¿Ser o parecer? En las profesiones de alta visibilidad como la política, importa más el mensaje que se transmite colectivamente, no la verdad o lo que se es.  Las connotaciones y significantes que atribuimos a un personaje o estampa, la riqueza colectiva que subyace en los simbolismos, son más valorados para el convencimiento y la seducción masiva.

Se apuesta entonces por la exageración, empleo de elementos burdos, teatralidad, uso de elementos que refuerzan personalidades, signos de paradigmas acartonados y altamente predecibles y aceptados.

La apariencia se privilegia sobre la esencia al grado de asumirlas como simbióticas e indisolubles. Si en los años 20 predominó la idea de que un líder político respondía a ciertos atributos físicos como signos inequívocos del liderazgo, como la alta estatura, al paso del tiempo cambió esa percepción errónea y asumió que rasgos como ética y moralidad prevalecían sobre cuestiones anodinas como esa.

Sin embargo, la enorme industria detrás del quehacer político enarboló valores tan cuestionables como que el líder debería sobresalir sobre los demás. Se impusieron entonces tarimas, templetes y distintas parafernalias para mostrar falsos gigantes sobre los mortales votantes.

Incluso la derrota del militar y político Napoleón Bonaparte, uno de sus biógrafos la atribuyó a que se retrataba con hombres más altos que él, lo que lo hacía lucir como un “enano” al que no se vaticinaban éxitos perdurables.

¿Por qué apostamos tanto al parecer? ¿Por qué nos enredamos una y otra vez en la cosmética del poder, en espejismos o falacias? Porque el electorado real y potencial es susceptible a ciertos símbolos que generan gran atractivo que impactan directamente al subconsciente.

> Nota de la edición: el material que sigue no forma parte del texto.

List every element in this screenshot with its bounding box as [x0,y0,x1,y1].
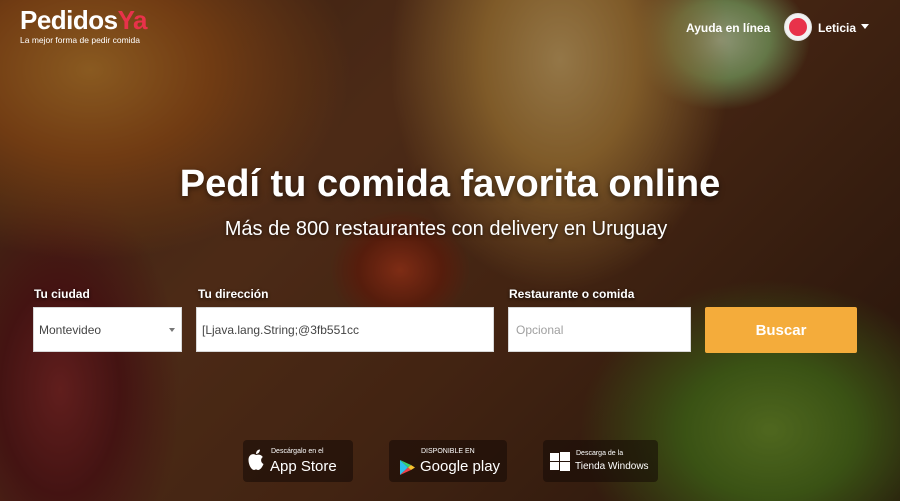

No es en vano. John F. Kennedy cautivó a los televidentes durante el debate televisado contra Richard Nixon en 1960. Fue el primer debate presidencial transmitido por televisión en la historia de Estados Unidos y marcó un antes y un después en la comunicación política, ya que Kennedy supo aprovechar su telegenia para conectar con la audiencia.

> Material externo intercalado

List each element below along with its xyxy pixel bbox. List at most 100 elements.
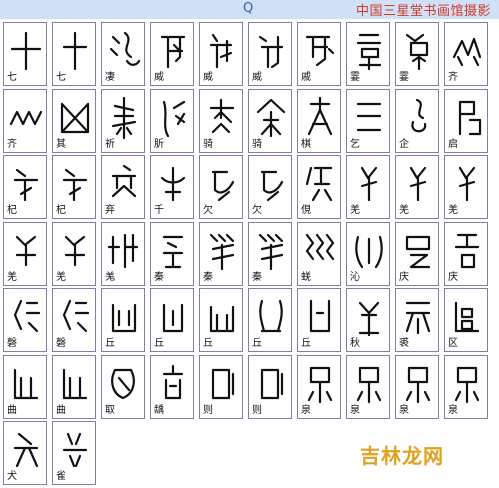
character-cell[interactable]: 泉 (297, 354, 341, 419)
character-cell[interactable]: 羌 (346, 155, 390, 219)
character-label: 骑 (252, 138, 262, 150)
character-cell[interactable]: 泉 (395, 354, 439, 419)
character-cell[interactable]: 取 (101, 354, 145, 419)
character-label: 磬 (7, 338, 17, 349)
character-cell[interactable]: 霎 (346, 22, 390, 86)
character-cell[interactable]: 威 (248, 22, 292, 86)
character-label: 杞 (7, 205, 17, 216)
ancient-glyph-image (162, 100, 186, 137)
character-cell[interactable]: 弃 (101, 155, 145, 219)
character-cell[interactable]: 秦 (248, 221, 292, 286)
character-cell[interactable]: 乞 (346, 88, 390, 153)
character-cell[interactable]: 杞 (3, 155, 47, 219)
ancient-glyph-image (111, 164, 137, 198)
character-label: 祈 (105, 138, 115, 150)
character-cell[interactable]: 磬 (3, 288, 47, 352)
ancient-glyph-image (356, 366, 382, 403)
character-cell[interactable]: 泉 (346, 354, 390, 419)
character-cell[interactable]: 丘 (297, 288, 341, 352)
ancient-glyph-image (62, 432, 88, 468)
character-cell[interactable]: 七 (52, 22, 96, 86)
character-label: 泉 (399, 404, 409, 416)
character-cell[interactable]: 犬 (3, 421, 47, 485)
character-cell[interactable]: 裘 (395, 288, 439, 352)
ancient-glyph-image (9, 110, 43, 125)
ancient-glyph-image (258, 35, 284, 69)
ancient-glyph-image (64, 235, 86, 266)
character-cell[interactable]: 庆 (444, 221, 488, 286)
character-cell[interactable]: 杞 (52, 155, 96, 219)
character-label: 齐 (7, 138, 17, 150)
character-label: 威 (154, 72, 164, 83)
character-cell[interactable]: 则 (199, 354, 243, 419)
character-label: 丘 (154, 338, 164, 349)
character-cell[interactable]: 肵 (150, 88, 194, 153)
character-cell[interactable]: 则 (248, 354, 292, 419)
character-cell[interactable]: 戚 (297, 22, 341, 86)
character-cell[interactable]: 威 (199, 22, 243, 86)
character-cell[interactable]: 威 (150, 22, 194, 86)
ancient-glyph-image (111, 368, 135, 399)
character-cell[interactable]: 凄 (101, 22, 145, 86)
watermark-text: 吉林龙网 (360, 444, 444, 468)
character-cell[interactable]: 棋 (297, 88, 341, 153)
character-label: 秦 (203, 271, 213, 283)
ancient-glyph-image (405, 33, 429, 71)
character-cell[interactable]: 千 (150, 155, 194, 219)
character-cell[interactable]: 齐 (3, 88, 47, 153)
character-label: 泉 (350, 404, 360, 416)
character-cell[interactable]: 磬 (52, 288, 96, 352)
character-cell[interactable]: 羌 (444, 155, 488, 219)
character-cell[interactable]: 羌 (395, 155, 439, 219)
character-cell[interactable]: 骑 (248, 88, 292, 153)
character-label: 齐 (448, 72, 458, 83)
character-cell[interactable]: 七 (3, 22, 47, 86)
character-cell[interactable]: 蜣 (297, 221, 341, 286)
character-cell[interactable]: 泉 (444, 354, 488, 419)
ancient-glyph-image (162, 303, 184, 333)
ancient-glyph-image (405, 301, 431, 335)
ancient-glyph-image (358, 301, 380, 337)
character-cell[interactable]: 欠 (199, 155, 243, 219)
ancient-glyph-image (307, 366, 333, 403)
character-cell[interactable]: 秦 (199, 221, 243, 286)
character-cell[interactable]: 启 (444, 88, 488, 153)
character-cell[interactable]: 区 (444, 288, 488, 352)
character-cell[interactable]: 羗 (101, 221, 145, 286)
character-cell[interactable]: 沁 (346, 221, 390, 286)
character-label: 则 (203, 404, 213, 416)
character-cell[interactable]: 欠 (248, 155, 292, 219)
ancient-glyph-image (162, 364, 184, 399)
character-cell[interactable]: 丘 (101, 288, 145, 352)
character-cell[interactable]: 其 (52, 88, 96, 153)
character-cell[interactable]: 丘 (199, 288, 243, 352)
character-cell[interactable]: 霎 (395, 22, 439, 86)
character-cell[interactable]: 俔 (297, 155, 341, 219)
character-cell[interactable]: 祈 (101, 88, 145, 153)
ancient-glyph-image (13, 168, 39, 202)
character-cell[interactable]: 庆 (395, 221, 439, 286)
ancient-glyph-image (260, 368, 284, 399)
character-cell[interactable]: 丘 (150, 288, 194, 352)
ancient-glyph-image (209, 233, 235, 270)
character-cell[interactable]: 丘 (248, 288, 292, 352)
character-cell[interactable]: 曲 (52, 354, 96, 419)
ancient-glyph-image (458, 100, 482, 135)
ancient-glyph-image (162, 235, 184, 268)
ancient-glyph-image (405, 235, 431, 268)
character-cell[interactable]: 雀 (52, 421, 96, 485)
character-cell[interactable]: 曲 (3, 354, 47, 419)
character-cell[interactable]: 骑 (199, 88, 243, 153)
character-cell[interactable]: 秋 (346, 288, 390, 352)
ancient-glyph-image (305, 35, 335, 67)
character-cell[interactable]: 齐 (444, 22, 488, 86)
character-cell[interactable]: 羌 (3, 221, 47, 286)
character-cell[interactable]: 秦 (150, 221, 194, 286)
search-letter[interactable]: Q (243, 1, 253, 16)
character-label: 区 (448, 338, 458, 349)
character-cell[interactable]: 企 (395, 88, 439, 153)
character-cell[interactable]: 龋 (150, 354, 194, 419)
ancient-glyph-image (458, 166, 476, 202)
character-cell[interactable]: 羌 (52, 221, 96, 286)
ancient-glyph-image (259, 299, 283, 333)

La apariencia cuenta, aunque la realidad muestra que los líderes actuales representan al promedio de la población. La estatura es un ejemplo de ello.

Vladimir Putin, creador de guerra y destrucción mide 171 centímetros igual que  Volodímir Zelensky, presidente de la invadida Ucrania. El popular Andrés Manuel López Obrador tiene los mismos 173 centímetros de altura que Emmanuel Macron y Nicolás Maduro apabulla con los 190 centímetros de estatura. Donald Trump tiene un centímetro más… Estaturas promedios. Ninguno es un gigante.

La estatura, aspecto o voz no confieren un liderazgo real, donde si sobresalen rasgos relacionados con dinamismo, deseo de dirigir, honestidad e integridad, confianza en sí mismos, inteligencia, conocimientos pertinentes para el trabajo y  extroversión.

Sin embargo, hoy las posturas y parafernalia de magnificencia, como el puño en alto y las banderas, cautivan a las audiencias. Somos proclives a narrativas de triunfadores.

La mercadotecnia política debe crear personajes que satisfagan necesidades y expectativas de los colectivos, que otorguen historias y hazañas a seres medianos y aún deficientes, que escriban biografías memorables sobre personas comunes y las catapulten a un imaginario colectivo proclive a creer en héroes, salvadores y santos.

Para ello, la mercadotecnia política les otorga a los aspirantes de la relevancia distintos signos de poder y preeminencia: vestidos, palabras y gestos que cautiven y se adentren en el inconsciente de la gente, que les permita perpetuar el credo de predestinados, poderosos y superdotados.

Hoy los espejismos del poder gestan héroes con triquiñuelas legendarias, pero altamente efectivas. Hoy nos adentramos cada vez más en espejismos.